Banks, Intermediation, And Pass-Throughs

This is a topic that is of interest for my book on banking. It may overlap some existing texts written some time ago (which is creating a future editing problem). Note that I refer to “this book” which should be read as “previous articles scattered around on my Substack.”

A somewhat arcane point of debate is whether banks are “(financial) intermediaries” or not. The reason why this is supposed to matter is whether banks exist to match savers or borrowers, or whether they “create saving.” From my perspective, the problem is the term “intermediary” as it is too vague, and should be replaced by the somewhat less common term “pass-through entity.” This is yet another example of how heterodox/orthodox economic debates have drifted into terminology disputes over decades. I will first explain the debate as I see it, then touch on the debate as framed by others.

The problem with this debate is that “intermediary” is hard to define. In the extreme, I have seen one attempt to argue that banks are intermediaries because if they lose the confidence of their funding sources, they can no longer extend loans. Unfortunately for that argument, that would imply that every single entity that issues short-term debt and holds financial assets is a “financial intermediary.” Which is pretty much every major industrial corporation (other than a handful of tech firms with debt-free balance sheets) — as well as many households. Although one can argue that all firms tend to be “bank-like” in practice, we are not getting much information from a term that applies to almost all firms and households.

Pass-Throughs

For “financial intermediary” to be a useful term, we need to find entities that are definitely “intermediaries” and have distinctive behaviour. These are “pass-through entities,” which are legal structures that buy a mix of financial assets and then pass through the cash flows to the owners of the units of the legal structure.

As an example, take a mortgage-backed security. A sponsor might bundle up $100 million of mortgages, and then issue $100 million in notes to bond investors (who could not buy the individual mortgages themselves due to fund governance rules). The cash flows from the mortgages go to the holders of the notes, with the sponsor skimming fees off the top.

I will just make two tangential points about securitisations (like mortgage-backed securities) before continuing.

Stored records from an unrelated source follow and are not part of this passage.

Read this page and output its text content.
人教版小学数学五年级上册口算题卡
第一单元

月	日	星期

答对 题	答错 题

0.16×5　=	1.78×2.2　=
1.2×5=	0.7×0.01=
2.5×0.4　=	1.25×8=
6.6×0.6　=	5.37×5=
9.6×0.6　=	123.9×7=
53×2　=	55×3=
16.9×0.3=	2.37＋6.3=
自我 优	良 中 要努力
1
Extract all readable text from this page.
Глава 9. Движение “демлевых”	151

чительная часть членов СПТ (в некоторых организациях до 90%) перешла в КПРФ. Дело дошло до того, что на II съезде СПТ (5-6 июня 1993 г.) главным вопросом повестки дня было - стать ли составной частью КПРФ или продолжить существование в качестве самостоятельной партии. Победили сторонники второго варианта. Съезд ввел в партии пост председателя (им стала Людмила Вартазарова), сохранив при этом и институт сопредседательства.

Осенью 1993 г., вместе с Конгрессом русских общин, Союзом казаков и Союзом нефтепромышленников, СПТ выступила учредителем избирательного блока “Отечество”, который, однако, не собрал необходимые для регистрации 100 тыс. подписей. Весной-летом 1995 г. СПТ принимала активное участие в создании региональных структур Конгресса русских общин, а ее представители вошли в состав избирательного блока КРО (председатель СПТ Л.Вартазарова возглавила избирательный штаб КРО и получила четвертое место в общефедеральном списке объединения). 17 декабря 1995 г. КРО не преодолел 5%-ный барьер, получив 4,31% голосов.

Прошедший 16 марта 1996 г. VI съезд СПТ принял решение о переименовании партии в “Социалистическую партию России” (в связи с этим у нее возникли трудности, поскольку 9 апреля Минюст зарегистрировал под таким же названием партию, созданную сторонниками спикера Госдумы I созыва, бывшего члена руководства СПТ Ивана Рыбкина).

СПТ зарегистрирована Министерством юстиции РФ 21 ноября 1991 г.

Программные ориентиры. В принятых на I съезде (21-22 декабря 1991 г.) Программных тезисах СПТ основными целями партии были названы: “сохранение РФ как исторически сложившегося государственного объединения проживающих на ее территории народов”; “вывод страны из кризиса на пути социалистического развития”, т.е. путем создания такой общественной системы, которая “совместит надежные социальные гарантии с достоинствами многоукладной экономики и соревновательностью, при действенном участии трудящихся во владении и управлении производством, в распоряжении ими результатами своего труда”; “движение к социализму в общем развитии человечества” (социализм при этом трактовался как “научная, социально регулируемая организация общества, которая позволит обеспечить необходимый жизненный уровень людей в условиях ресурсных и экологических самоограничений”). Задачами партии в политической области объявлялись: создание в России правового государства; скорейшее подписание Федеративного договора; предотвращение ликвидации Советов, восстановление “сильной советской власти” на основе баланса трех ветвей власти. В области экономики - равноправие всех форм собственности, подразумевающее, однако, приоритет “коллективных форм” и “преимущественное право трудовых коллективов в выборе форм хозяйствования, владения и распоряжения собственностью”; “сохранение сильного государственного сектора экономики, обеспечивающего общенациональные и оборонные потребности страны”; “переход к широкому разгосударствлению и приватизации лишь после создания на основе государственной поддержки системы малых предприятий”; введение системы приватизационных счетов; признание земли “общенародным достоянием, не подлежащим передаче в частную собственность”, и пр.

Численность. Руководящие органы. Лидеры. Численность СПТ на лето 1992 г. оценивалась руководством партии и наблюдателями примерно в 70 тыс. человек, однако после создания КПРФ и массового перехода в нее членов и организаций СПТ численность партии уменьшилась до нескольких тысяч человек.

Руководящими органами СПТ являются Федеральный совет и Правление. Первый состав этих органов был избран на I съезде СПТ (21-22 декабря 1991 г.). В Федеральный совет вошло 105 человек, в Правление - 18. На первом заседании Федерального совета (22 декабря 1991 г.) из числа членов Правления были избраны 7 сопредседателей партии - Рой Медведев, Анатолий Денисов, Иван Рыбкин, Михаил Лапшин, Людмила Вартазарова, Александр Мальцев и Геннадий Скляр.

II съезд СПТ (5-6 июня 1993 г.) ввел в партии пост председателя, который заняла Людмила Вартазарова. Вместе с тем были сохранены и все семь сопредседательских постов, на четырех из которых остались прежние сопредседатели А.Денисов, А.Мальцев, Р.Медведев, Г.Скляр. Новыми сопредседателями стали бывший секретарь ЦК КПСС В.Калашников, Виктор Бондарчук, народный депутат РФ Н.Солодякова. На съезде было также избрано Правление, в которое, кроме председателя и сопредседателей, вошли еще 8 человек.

  1. Bond investors all have fund mandates that set the spectrum of allowable investments. Generally speaking, they need to stick to holding pieces of large debt issues so that there is at least theoretically a market in the instruments they hold. If an investor buys a $1 million mortgage outright, it is too small to trade in markets, and nobody would offer a quote on it. Holders of such small pieces of debt have to value them on the basis of the whole book. This explains why asset-backed securities exist: bond investors can buy the chunkier notes issued by pass-through, and they get a theoretical proportional claim on the underlying small pieces of debt that they could not buy directly.

  2. If animal spirits/stupidity is sufficiently high, the pool of mortgages will be split in tranches — French for “slice” — with junior tranches absorbing credit losses on the mortgages first. This creates (allegedly) safer senior tranches, which means the overall structure looks like the liability structure of a bank. As seen below, they are not completely like a bank, but we see convergence in the capital structure.

If we look at the financial flows, we see that the pass-through increased the gross amount of debt in the economy by $100 million. There was the original $100 million in mortgages, and then there is $100 million in notes issued by the pass through. Despite this, it was all financed by $100 million in bond investor cash. If we want to use economist jargon, there is a simple budget constraint on the pass-through’s purchases of mortgages: it can only buy mortgages that are funded on a one-to-one basis by its note issuance.

That is, the pass-through just repackages existing mortgages into a more convenient format, but the bond investors had the financial resources to buy the resources. If we are just looking at savings flows, we could delete the pass-through entity and not much changes — the investors in the notes issued by the pass-through could (theoretically) buy the assets that the pass-through bought. Alternatively, we could have a theoretical zero-cost liquidation of the pass-through and put the assets on the note holders’ balance sheets and their economic situation would not change.

Although “pass-through” is already defined in tax law and accounting, for the purposes of economic analysis, what defines one is that it could be deleted/liquidated and it would have no effect on overall funding flows and economic claims on cash flows. Admittedly, there is presumably an effect in the real world of making it easier for existing pools of capital with fund management constraints to buy mortgages, but if we want to do “supply/demand curves” for “saving” there is no effect.

Why Banks Might Not Qualify As “Intermediaries”

The argument that banks are not intermediaries is straightforward: they create cash as part of their traditional lending operations. They expand their balance sheets to make new loans, and they do not need a matching inflow. Yes, they need to watch liquidity, capital ratios, etc., but those are prudential norms, not funding. Going back to economist jargon, they have a more complex budget constraint — they can “self-fund” some of their balance sheet.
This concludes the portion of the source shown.